At Mach 0.6, what is the VSI in a 1degree descent?
  500 fpm
  600fpm
  400 fpm
  300 fpm

Answer 20

600fpm
Correct
0.6IMN = 6NM/min
1 degree = 100ft/NM
VSI = 6NM/min x 100ft/NM = 600ft/min

Question 21

MDA for the LOC 27 is 450’AGL, Time from FAF to MAP is 3:00. How long after the FAF will your VDP occur?

2: 45
2: 15
3: 00
2: 05

Answer 21

2:15
Correct
Take 10% of the MDA (AGL) and subtract it from the total time.
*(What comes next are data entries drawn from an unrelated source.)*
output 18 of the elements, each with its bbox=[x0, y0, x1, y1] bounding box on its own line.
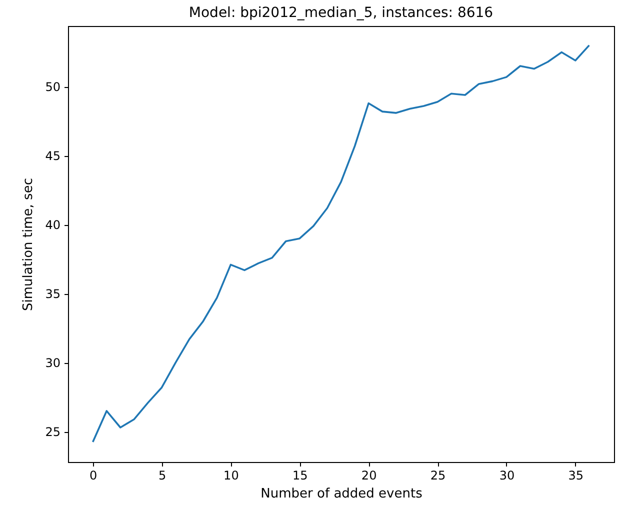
x-axis-title: Number of added events bbox=[260, 486, 423, 502]
y-axis-title: Simulation time, sec bbox=[21, 178, 36, 311]
chart-title: Model: bpi2012_median_5, instances: 8616 bbox=[188, 5, 494, 21]
x-tick-label: 15 bbox=[292, 468, 308, 482]
x-tick-label: 0 bbox=[90, 468, 98, 482]
y-tick-label: 25 bbox=[45, 425, 60, 440]
x-tick-label: 20 bbox=[361, 468, 377, 482]
y-tick-label: 40 bbox=[45, 218, 60, 232]
x-tick-label: 5 bbox=[158, 468, 166, 482]
x-tick-label: 35 bbox=[568, 468, 584, 482]
x-tick-label: 30 bbox=[499, 468, 515, 482]
y-tick-label: 50 bbox=[45, 80, 60, 94]
x-tick-label: 10 bbox=[224, 468, 239, 482]
y-tick-label: 45 bbox=[45, 149, 60, 164]
y-tick-label: 35 bbox=[45, 287, 60, 302]
line-series bbox=[92, 44, 590, 443]
y-tick-label: 30 bbox=[45, 356, 60, 370]
x-tick-label: 25 bbox=[430, 468, 446, 482]
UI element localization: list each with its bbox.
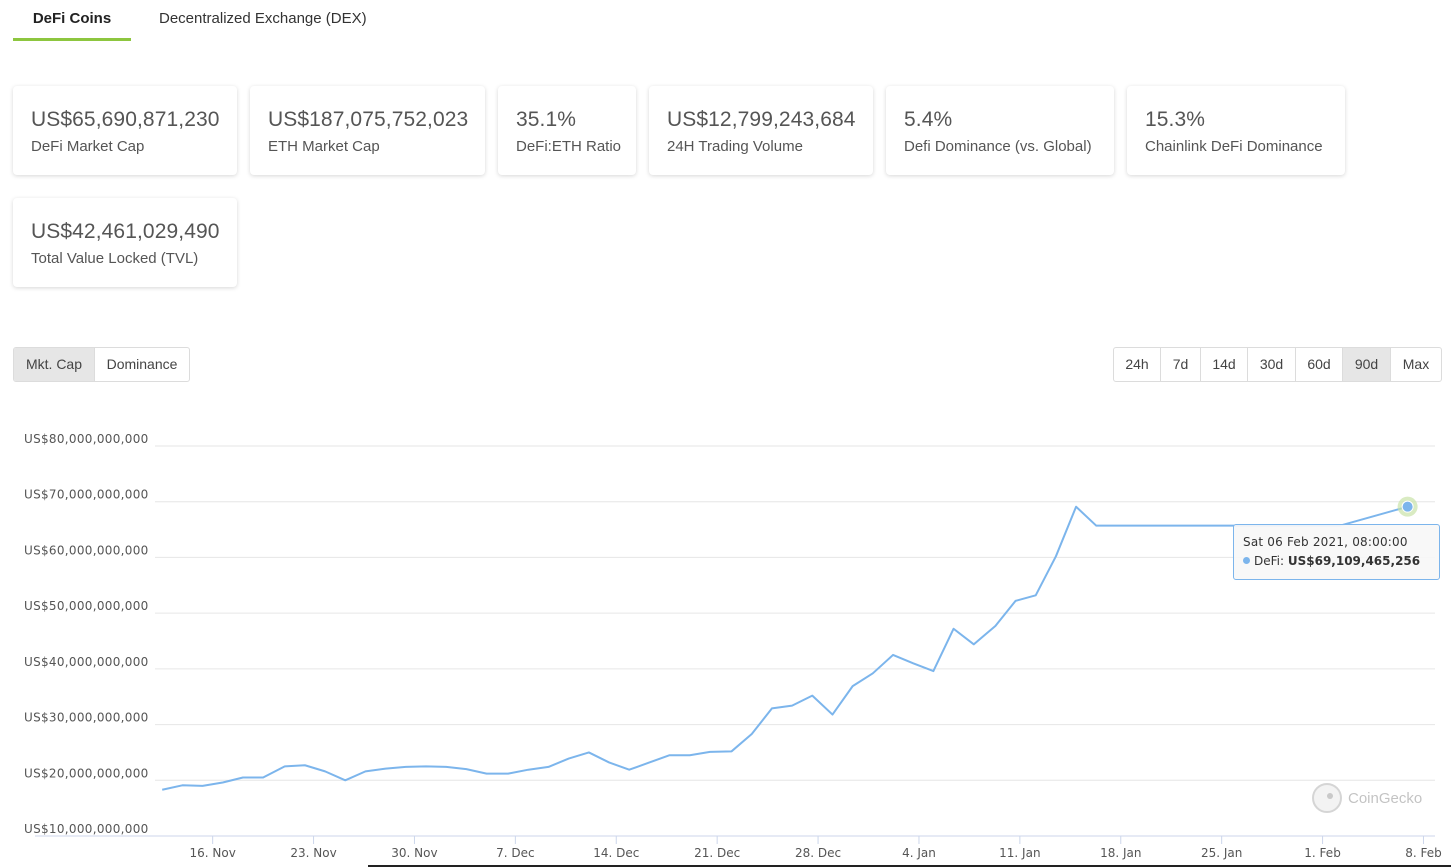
x-tick-label-11: 1. Feb	[1304, 846, 1341, 860]
y-tick-label-7: US$10,000,000,000	[24, 822, 149, 836]
stat-value: 5.4%	[904, 108, 953, 131]
x-tick-label-10: 25. Jan	[1201, 846, 1242, 860]
stat-label: DeFi:ETH Ratio	[516, 138, 622, 155]
y-tick-label-0: US$80,000,000,000	[24, 432, 149, 446]
x-tick-label-8: 11. Jan	[999, 846, 1040, 860]
y-tick-label-4: US$40,000,000,000	[24, 655, 149, 669]
highlight-marker	[1397, 496, 1418, 517]
tooltip-row: DeFi: US$69,109,465,256	[1243, 554, 1439, 568]
x-tick-label-5: 21. Dec	[694, 846, 740, 860]
range-7d-button[interactable]: 7d	[1161, 348, 1201, 381]
stat-card-defi-eth-ratio: 35.1% DeFi:ETH Ratio	[498, 86, 636, 175]
range-14d-button[interactable]: 14d	[1201, 348, 1248, 381]
range-60d-button[interactable]: 60d	[1296, 348, 1343, 381]
tooltip-value: US$69,109,465,256	[1287, 554, 1421, 568]
stat-label: Defi Dominance (vs. Global)	[904, 138, 1092, 155]
y-tick-label-5: US$30,000,000,000	[24, 711, 149, 725]
x-tick-label-3: 7. Dec	[496, 846, 534, 860]
stat-label: ETH Market Cap	[268, 138, 380, 155]
highlight-halo	[1397, 496, 1418, 517]
series-defi	[161, 505, 1408, 791]
range-90d-button[interactable]: 90d	[1343, 348, 1391, 381]
stat-card-defi-dominance: 5.4% Defi Dominance (vs. Global)	[886, 86, 1114, 175]
credit-text: CoinGecko	[1348, 789, 1423, 807]
x-tick-label-9: 18. Jan	[1100, 846, 1141, 860]
tab-dex[interactable]: Decentralized Exchange (DEX)	[159, 10, 367, 27]
y-axis-labels: US$80,000,000,000 US$70,000,000,000 US$60,…	[24, 432, 149, 836]
y-tick-label-3: US$50,000,000,000	[24, 599, 149, 613]
range-max-button[interactable]: Max	[1402, 356, 1430, 372]
mkt-cap-button[interactable]: Mkt. Cap	[14, 348, 95, 381]
x-tick-label-1: 23. Nov	[290, 846, 336, 860]
stat-card-trading-volume: US$12,799,243,684 24H Trading Volume	[649, 86, 873, 175]
stat-value: US$12,799,243,684	[667, 108, 856, 131]
stat-card-eth-market-cap: US$187,075,752,023 ETH Market Cap	[250, 86, 485, 175]
bottom-edge	[0, 860, 1451, 867]
y-tick-label-2: US$60,000,000,000	[24, 543, 149, 557]
series-dot-icon	[1243, 557, 1250, 564]
stat-label: DeFi Market Cap	[31, 138, 145, 155]
stat-card-chainlink-dominance: 15.3% Chainlink DeFi Dominance	[1127, 86, 1345, 175]
series-line-defi	[161, 505, 1408, 791]
x-tick-label-6: 28. Dec	[795, 846, 841, 860]
tooltip-date: Sat 06 Feb 2021, 08:00:00	[1243, 535, 1408, 549]
gridlines	[155, 445, 1435, 781]
chart-tooltip: Sat 06 Feb 2021, 08:00:00 DeFi: US$69,10…	[1233, 524, 1440, 580]
tab-defi-coins[interactable]: DeFi Coins	[13, 0, 131, 41]
tab-bar: DeFi Coins Decentralized Exchange (DEX)	[13, 0, 367, 41]
chart-type-toggle: Mkt. Cap Dominance	[13, 347, 190, 382]
x-tick-label-4: 14. Dec	[593, 846, 639, 860]
x-tick-label-12: 8. Feb	[1405, 846, 1442, 860]
stat-value: US$65,690,871,230	[31, 108, 220, 131]
range-selector: 24h 7d 14d 30d 60d 90d Max	[1113, 347, 1442, 382]
stat-card-tvl: US$42,461,029,490 Total Value Locked (TV…	[13, 198, 237, 287]
stat-card-defi-market-cap: US$65,690,871,230 DeFi Market Cap	[13, 86, 237, 175]
x-tick-label-2: 30. Nov	[391, 846, 437, 860]
stat-value: 35.1%	[516, 108, 577, 131]
coingecko-credit[interactable]: CoinGecko	[1312, 783, 1422, 813]
dominance-button[interactable]: Dominance	[106, 356, 178, 372]
x-axis: 16. Nov 23. Nov 30. Nov 7. Dec 14. Dec 21. De…	[35, 835, 1442, 860]
stat-value: US$42,461,029,490	[31, 220, 220, 243]
x-tick-label-0: 16. Nov	[189, 846, 235, 860]
range-30d-button[interactable]: 30d	[1248, 348, 1296, 381]
stat-label: 24H Trading Volume	[667, 138, 803, 155]
stat-value: US$187,075,752,023	[268, 108, 469, 131]
y-tick-label-6: US$20,000,000,000	[24, 766, 149, 780]
highlight-point	[1401, 500, 1414, 513]
stat-value: 15.3%	[1145, 108, 1206, 131]
tooltip-series: DeFi:	[1254, 554, 1285, 568]
y-tick-label-1: US$70,000,000,000	[24, 488, 149, 502]
range-24h-button[interactable]: 24h	[1114, 348, 1161, 381]
x-tick-label-7: 4. Jan	[902, 846, 936, 860]
stat-label: Chainlink DeFi Dominance	[1145, 138, 1323, 155]
stat-label: Total Value Locked (TVL)	[31, 250, 199, 267]
coingecko-logo-icon	[1312, 783, 1342, 813]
That is your time on the approach until reaching the VDP 450 x 10% = 45 sec. 3:00 – 0:45 = 2:15

Question 22

Inbound to the VOR heading 180 degrees at 300KTAS. You want to intercept the 20 DME arc, what is your lead point?
  22nm.
  23nm.
  21nm.
  18nm.

Answer 22

23nm.
Correct
Turn radius = 300 / 60 – 2 = 3NM
Lead point = Arc DME + turn radius

Question 23

Which of the following is not normally connected to the accessory gear?
  AC Packs.
  Oil pump.
  Hydraulic pump.
  Fuel pumps.

Answer 23

AC Packs.

Question 24

You are at FL270, flying at .75IMN, and are 25 DME from the VOR. What descent gradient and VSI is required to be at 12000 feet over the VOR?
  1600 ft/min 4 degrees.
  4500ft/min and 6 degrees.
  1800 ft/min 3 degrees.
  4200 ft/min and 3 degrees.

Answer 24

4500ft/min and 6 degrees.
15000ft/25NM = 600ft/NM (remember 100ft/NM = 1 deg gradient), so 600ft/nm is 6 deg gradient.
.75IMN = 7.5NM/min x 600ft/NM = 4500fpm descent rate.

Question 25

``` You are at FL350 going Mach .84, 112nm from XYZ VOR. You are cleared to cross 12nm prior to XYZ VOR at 10000 feet and 250KIAS. Indicated airspeed in the descent is 300KIAS. When do you start your descent? 92nm 88nm 95nm 85nm ```

Answer 25

92nm Correct 25000ft of altitude to lose / 1000 x 3 =75nm. Reduce speed by 50kts at a rate of 10kts / 1 NM = 5nm. So far we have 80nm. We must be at 10000 feet by 12nm prior to the VOR, so we’ll add the 12 to the 80nm for a total of 92nm from the VOR.